M. Legault affirme qu'il veut donner plus de responsabilités aux enseignants et que ceux qu'il rencontre sont d'accord avec lui.
« De nombreux enseignants continuent de me dire qu'ils sont d'accord pour avoir plus de pouvoirs dans leur école, et avoir une évaluation », ajoute-t-il.
Financer les écoles selon le rendement scolaire
Le président de la CSQ estime que la ministre de l'Éducation, Line Beauchamp, devrait tout aussi prendre note de l'opinion des enseignants, largement opposés à la défunte idée de son parti sur le financement des établissements d'enseignement.
Le PLQ avait proposé de financer les écoles en fonction du rendement scolaire de leurs élèves, avant de retirer sa proposition, en octobre dernier, devant l'indignation de groupes comme la CSQ et la Fédération des commissions scolaires du Québec (FCSQ).

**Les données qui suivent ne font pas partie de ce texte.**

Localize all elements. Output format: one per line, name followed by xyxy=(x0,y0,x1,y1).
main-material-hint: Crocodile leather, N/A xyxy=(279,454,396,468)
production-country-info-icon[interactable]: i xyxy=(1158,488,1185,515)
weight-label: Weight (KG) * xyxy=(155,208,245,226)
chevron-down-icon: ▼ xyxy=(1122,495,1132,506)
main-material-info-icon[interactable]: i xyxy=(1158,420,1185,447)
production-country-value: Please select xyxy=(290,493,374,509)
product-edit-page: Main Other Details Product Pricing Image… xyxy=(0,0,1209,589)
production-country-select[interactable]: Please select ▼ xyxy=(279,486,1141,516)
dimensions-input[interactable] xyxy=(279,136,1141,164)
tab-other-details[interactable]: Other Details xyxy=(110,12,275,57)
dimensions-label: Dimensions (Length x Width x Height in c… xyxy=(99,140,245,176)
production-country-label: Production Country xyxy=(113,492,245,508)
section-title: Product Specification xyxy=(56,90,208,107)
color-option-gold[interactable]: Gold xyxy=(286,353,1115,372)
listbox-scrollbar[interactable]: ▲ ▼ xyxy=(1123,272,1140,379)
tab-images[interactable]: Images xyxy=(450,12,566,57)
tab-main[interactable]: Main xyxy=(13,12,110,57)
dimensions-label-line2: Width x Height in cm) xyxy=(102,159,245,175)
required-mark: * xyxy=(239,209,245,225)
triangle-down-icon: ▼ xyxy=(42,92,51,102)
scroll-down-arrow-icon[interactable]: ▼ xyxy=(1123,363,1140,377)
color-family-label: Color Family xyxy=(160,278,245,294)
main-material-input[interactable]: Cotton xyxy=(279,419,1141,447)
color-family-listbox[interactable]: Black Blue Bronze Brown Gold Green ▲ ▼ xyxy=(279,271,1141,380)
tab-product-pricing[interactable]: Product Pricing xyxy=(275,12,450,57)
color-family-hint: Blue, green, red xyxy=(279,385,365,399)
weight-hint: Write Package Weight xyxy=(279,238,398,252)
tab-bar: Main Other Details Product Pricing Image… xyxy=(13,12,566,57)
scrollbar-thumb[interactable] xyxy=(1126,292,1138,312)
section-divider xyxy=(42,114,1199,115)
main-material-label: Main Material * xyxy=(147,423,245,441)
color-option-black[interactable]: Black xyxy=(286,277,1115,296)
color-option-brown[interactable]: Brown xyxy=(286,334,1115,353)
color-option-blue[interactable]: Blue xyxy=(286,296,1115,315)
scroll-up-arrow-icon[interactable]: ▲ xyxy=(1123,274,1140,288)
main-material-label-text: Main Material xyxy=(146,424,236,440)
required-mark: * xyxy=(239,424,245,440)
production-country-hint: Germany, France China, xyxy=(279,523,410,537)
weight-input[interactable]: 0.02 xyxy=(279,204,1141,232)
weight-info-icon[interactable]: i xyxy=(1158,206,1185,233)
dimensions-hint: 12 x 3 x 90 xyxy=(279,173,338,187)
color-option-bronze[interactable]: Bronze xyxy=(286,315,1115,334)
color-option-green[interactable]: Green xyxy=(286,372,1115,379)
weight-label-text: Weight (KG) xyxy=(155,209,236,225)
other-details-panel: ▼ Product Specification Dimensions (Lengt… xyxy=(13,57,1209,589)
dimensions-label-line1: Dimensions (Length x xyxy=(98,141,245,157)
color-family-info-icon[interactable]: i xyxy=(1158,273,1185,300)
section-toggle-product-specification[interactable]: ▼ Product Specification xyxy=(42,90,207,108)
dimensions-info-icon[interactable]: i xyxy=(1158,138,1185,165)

Sondage CROP commandé par la CSQ; échantillon de 98 enseignants de niveau collégial et 443 enseignants de niveau primaire et secondaire
Près de trois quarts des enseignants sondés croient que l'instauration de cibles concernant les taux de réussite des élèves pourrait inciter à la manipulation dans les notes des élèves. Un tiers d'entre eux admet d'ailleurs avoir déjà été poussé par la direction à revoir à la hausse les résultats de leurs élèves.
Quelque 95 % des personnes sondées croient que les compressions, évaluées par la CSQ à 600 millions de dollars sur trois ans et annoncées par le gouvernement Charest, entraîneront une détérioration de la qualité des services aux élèves.